电子科技 ›› 2024, Vol. 37 ›› Issue (11): 47-54.doi: 10.16180/j.cnki.issn1007-7820.2024.11.007

• • 上一篇    下一篇

基于改进SAC算法的机械臂运动规划

唐超, 张帆   

  1. 上海工程技术大学 机械与汽车工程学院,上海 201620
  • 收稿日期:2022-04-08 出版日期:2024-11-15 发布日期:2024-11-21
  • 作者简介:唐超(1997-),男,硕士研究生。研究方向:深度强化学习。
    张帆(1980-),女,博士,副教授。研究方向:机构学与并联机器人理论。
  • 基金资助:
    上海市科委生物医药领域科技支撑计划(17441901200)

Motion Planning of Manipulator Based on Improved SoftActor-Critic Algorithm

TANG Chao, ZHANG Fan   

  1. School of Mechanical and Automotive Engineering,Shanghai University of Engineering Science, Shanghai 201620,China
  • Received:2022-04-08 Online:2024-11-15 Published:2024-11-21
  • Supported by:
    Shanghai Municipal Science and Technology Commission Science and Technology Support Program in the Field of Biomedicine(17441901200)

摘要:

针对深度强化学习算法在高维状态空间和高精度需求下的机械臂运动规划任务中存在探索效率低、收敛速度慢以及不收敛等问题,文中以SAC(Soft Actor-Critic)算法为基础,引入异步优势机制,提出了一种融合异步优势的AA-SAC(Asynchronous Advantage Soft Actor-Critic)算法。该算法使用Qtarget网络代替了原V网络,有效降低了Q网络的方差,n个独立的进程可并行训练,提升了训练效率。将AA-SAC算法的经验回放池划分成两个部分,将高质量的经验数据单独存放、单独采样,以提高有效经验数据的利用率。仿真结果表明,AA-SAC算法在收敛速度、成功率和稳定性上表现最优。相较于SAC算法,AA-SAC算法的收敛时间提前了3 000回合。收敛后AA-SAC算法的成功率达到了96%,比SAC算法提升了6%,比DDPG(Deep Deterministic Policy Gradient)算法提升了26%。
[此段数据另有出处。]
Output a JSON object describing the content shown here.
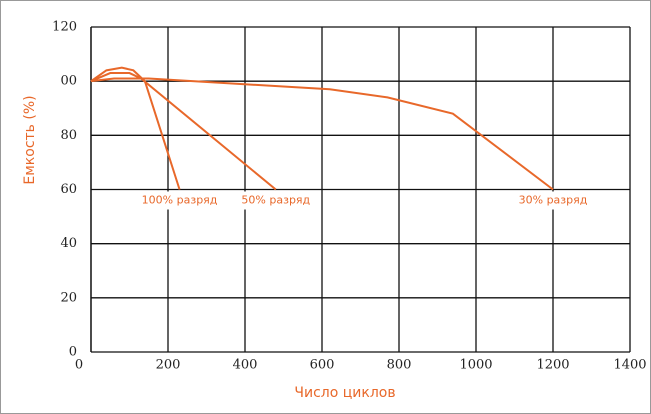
{
  "chart_data": {
    "type": "line",
    "xlabel": "Число циклов",
    "ylabel": "Емкость (%)",
    "xlim": [
      0,
      1400
    ],
    "xticks": [
      0,
      200,
      400,
      600,
      800,
      1000,
      1200,
      1400
    ],
    "ylim": [
      0,
      120
    ],
    "yticks": [
      0,
      20,
      40,
      60,
      80,
      {
        "value": 100,
        "label": "00"
      },
      120
    ],
    "grid": true,
    "series": [
      {
        "name": "100% разряд",
        "color": "#e8682a",
        "x": [
          0,
          40,
          80,
          110,
          140,
          230
        ],
        "values": [
          100,
          104,
          105,
          104,
          100,
          60
        ]
      },
      {
        "name": "50% разряд",
        "color": "#e8682a",
        "x": [
          0,
          50,
          100,
          130,
          480
        ],
        "values": [
          100,
          103,
          103,
          101,
          60
        ]
      },
      {
        "name": "30% разряд",
        "color": "#e8682a",
        "x": [
          0,
          60,
          150,
          620,
          770,
          940,
          1200
        ],
        "values": [
          100,
          101,
          101,
          97,
          94,
          88,
          60
        ]
      }
    ]
  }
}
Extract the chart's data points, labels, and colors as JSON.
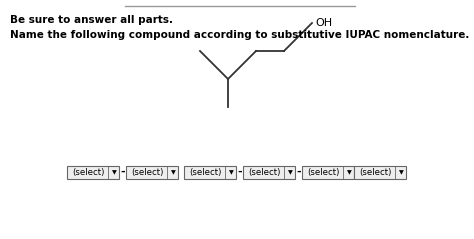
{
  "title_line1": "Be sure to answer all parts.",
  "title_line2": "Name the following compound according to substitutive IUPAC nomenclature.",
  "background_color": "#ffffff",
  "top_line_color": "#999999",
  "text_color": "#000000",
  "molecule_color": "#333333",
  "oh_label": "OH",
  "dropdowns": [
    {
      "label": "(select)",
      "sep": "-"
    },
    {
      "label": "(select)",
      "sep": " "
    },
    {
      "label": "(select)",
      "sep": "-"
    },
    {
      "label": "(select)",
      "sep": "-"
    },
    {
      "label": "(select)",
      "sep": ""
    },
    {
      "label": "(select)",
      "sep": ""
    }
  ]
}
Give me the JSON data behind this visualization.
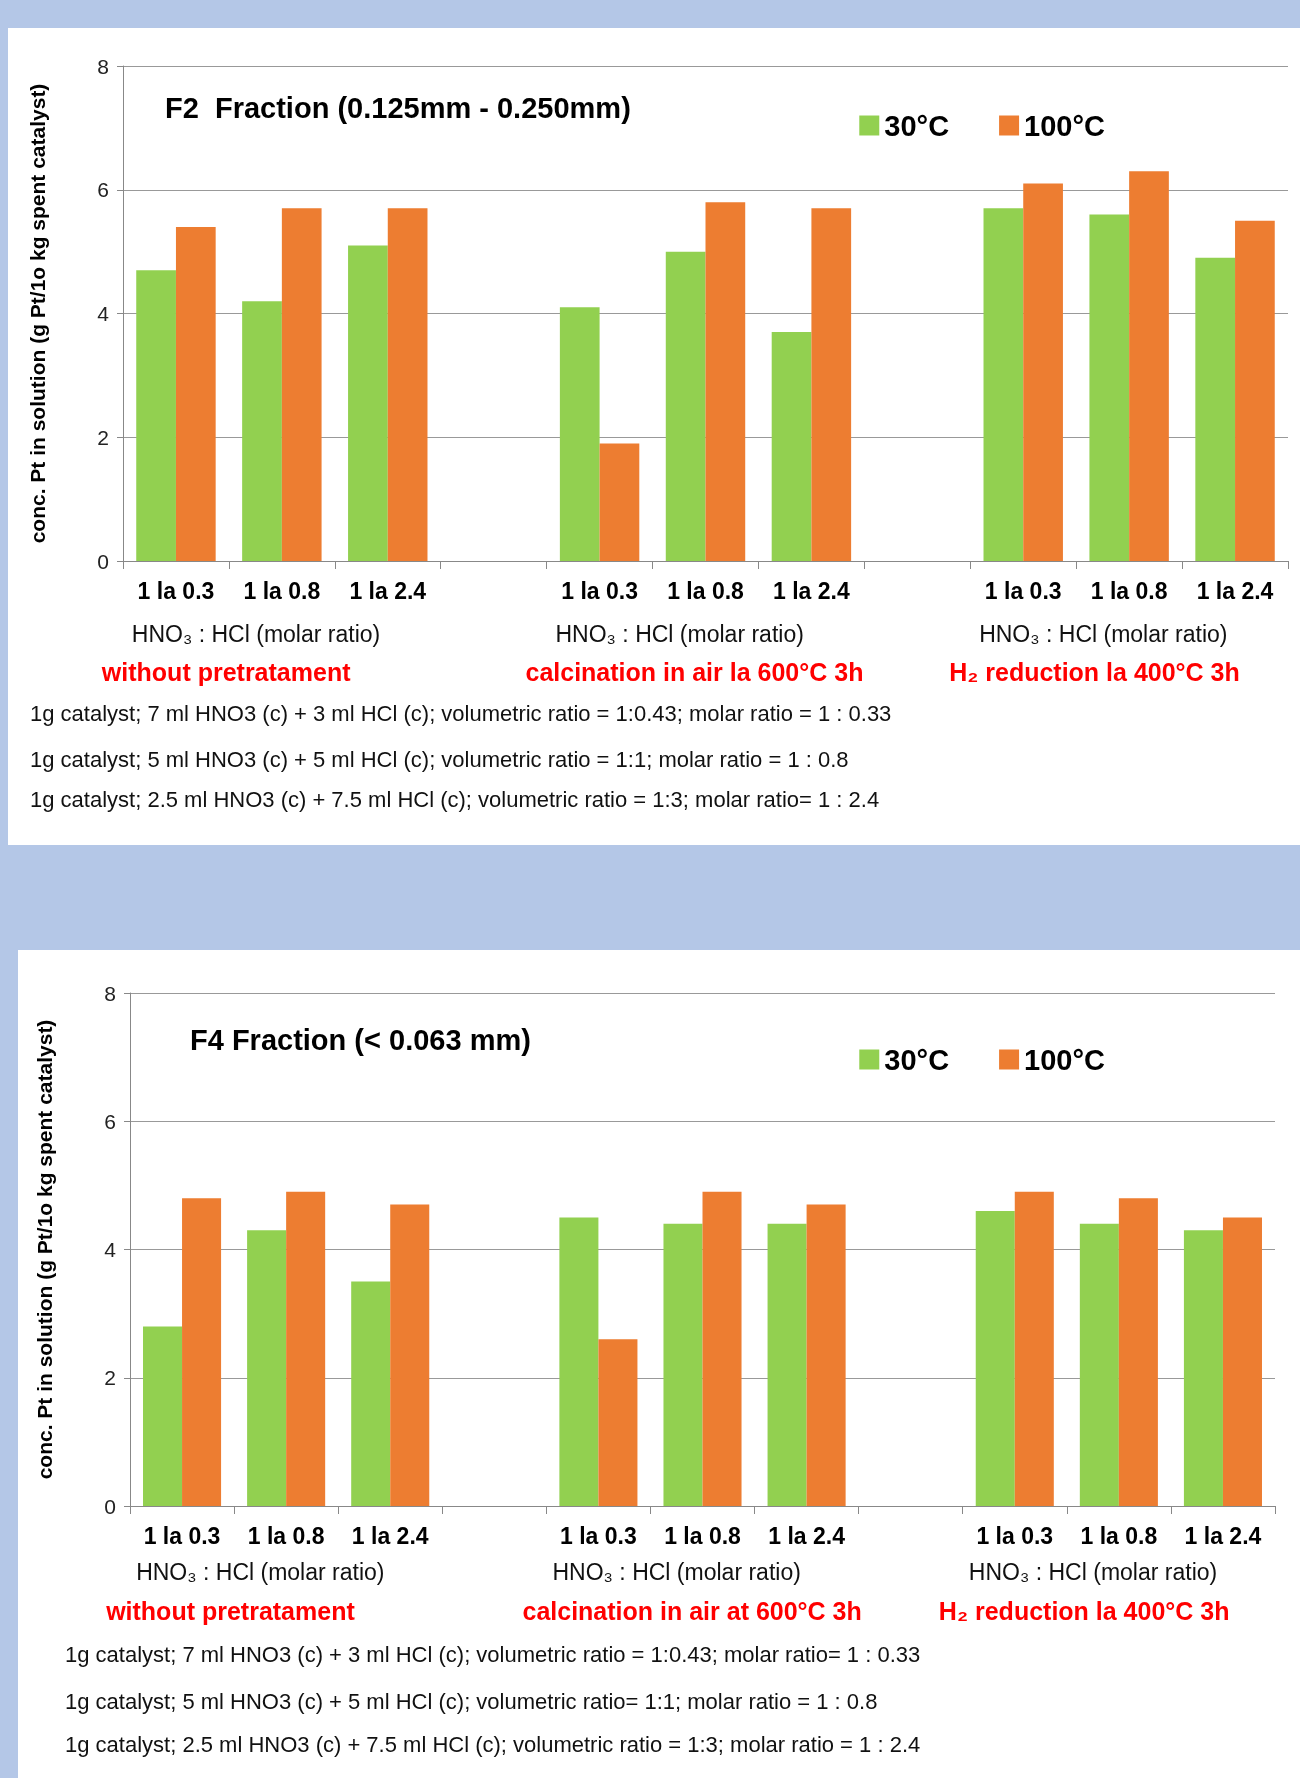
{
  "chart_data": [
    {
      "type": "bar",
      "title": "F2  Fraction (0.125mm - 0.250mm)",
      "ylabel": "conc. Pt in solution (g Pt/1o kg spent catalyst)",
      "categories": [
        "1 la 0.3",
        "1 la 0.8",
        "1 la 2.4",
        null,
        "1 la 0.3",
        "1 la 0.8",
        "1 la 2.4",
        null,
        "1 la 0.3",
        "1 la 0.8",
        "1 la 2.4"
      ],
      "series": [
        {
          "name": "30°C",
          "color": "#92d050",
          "values": [
            4.7,
            4.2,
            5.1,
            null,
            4.1,
            5.0,
            3.7,
            null,
            5.7,
            5.6,
            4.9
          ]
        },
        {
          "name": "100°C",
          "color": "#ed7d31",
          "values": [
            5.4,
            5.7,
            5.7,
            null,
            1.9,
            5.8,
            5.7,
            null,
            6.1,
            6.3,
            5.5
          ]
        }
      ],
      "ylim": [
        0,
        8
      ],
      "yticks": [
        0,
        2,
        4,
        6,
        8
      ],
      "grid": "y",
      "legend": "top right",
      "annotations": [
        "HNO₃ : HCl (molar ratio)",
        "HNO₃ : HCl (molar ratio)",
        "HNO₃ : HCl (molar ratio)",
        "without pretratament",
        "calcination in air la 600°C 3h",
        "H₂ reduction la 400°C 3h",
        "1g catalyst; 7 ml HNO3 (c) + 3 ml HCl (c); volumetric ratio = 1:0.43; molar ratio = 1 : 0.33",
        "1g catalyst; 5 ml HNO3 (c) + 5 ml HCl (c); volumetric ratio = 1:1; molar ratio = 1 : 0.8",
        "1g catalyst; 2.5 ml HNO3 (c) + 7.5 ml HCl (c); volumetric ratio = 1:3; molar ratio= 1 : 2.4"
      ]
    },
    {
      "type": "bar",
      "title": "F4 Fraction (< 0.063 mm)",
      "ylabel": "conc. Pt in solution (g Pt/1o kg spent catalyst)",
      "categories": [
        "1 la 0.3",
        "1 la 0.8",
        "1 la 2.4",
        null,
        "1 la 0.3",
        "1 la 0.8",
        "1 la 2.4",
        null,
        "1 la 0.3",
        "1 la 0.8",
        "1 la 2.4"
      ],
      "series": [
        {
          "name": "30°C",
          "color": "#92d050",
          "values": [
            2.8,
            4.3,
            3.5,
            null,
            4.5,
            4.4,
            4.4,
            null,
            4.6,
            4.4,
            4.3
          ]
        },
        {
          "name": "100°C",
          "color": "#ed7d31",
          "values": [
            4.8,
            4.9,
            4.7,
            null,
            2.6,
            4.9,
            4.7,
            null,
            4.9,
            4.8,
            4.5
          ]
        }
      ],
      "ylim": [
        0,
        8
      ],
      "yticks": [
        0,
        2,
        4,
        6,
        8
      ],
      "grid": "y",
      "legend": "top right",
      "annotations": [
        "HNO₃ : HCl (molar ratio)",
        "HNO₃ : HCl (molar ratio)",
        "HNO₃ : HCl (molar ratio)",
        "without pretratament",
        "calcination in air at 600°C 3h",
        "H₂ reduction la 400°C 3h",
        "1g catalyst; 7 ml HNO3 (c) + 3 ml HCl (c); volumetric ratio = 1:0.43; molar ratio= 1 : 0.33",
        "1g catalyst; 5 ml HNO3 (c) + 5 ml HCl (c); volumetric ratio= 1:1; molar ratio = 1 : 0.8",
        "1g catalyst; 2.5 ml HNO3 (c) + 7.5 ml HCl (c); volumetric ratio = 1:3; molar ratio = 1 : 2.4"
      ]
    }
  ]
}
关键词: 深度强化学习, 异步优势, SAC算法, 经验回放池, 机械臂, 运动规划, 微创手术, CoppeliaSim

Abstract:

In view of the problems such as low exploration efficiency, slow convergence speed or even non-convergence of deep reinforcement learning algorithm in the motion planning task of robot arm under the requirement of high dimensional state space and high precision, this study introduces asynchronous advantage mechanism based on SAC(Soft Actor-Critic) algorithm, and proposes an AA-SAC(Asynchronous Advantage Soft Actor-Critic) algorithm integrating asynchronous advantage. This algorithm replaces the original V network with a Qtarget network,which effectively reduces the variance of the Q network. The n independent processes can be trained in parallel, which improves the training efficiency. The study also divides the experience playback pool of the AA-SAC algorithm into two parts, store and sample high-quality empirical data separately to improve the utilization of effective empirical data. The simulation results show that AA-SAC algorithm has the best performance in convergence speed, success rate and stability. Compared with the SAC algorithm, the convergence time of AA-SAC algorithm is 3 000 rounds earlier. After convergence, the success rate of AA-SAC algorithm reaches 96%, which is 6% higher than SAC algorithm and 26% higher than DDPG(Deep Deterministic Policy Gradient) algorithm.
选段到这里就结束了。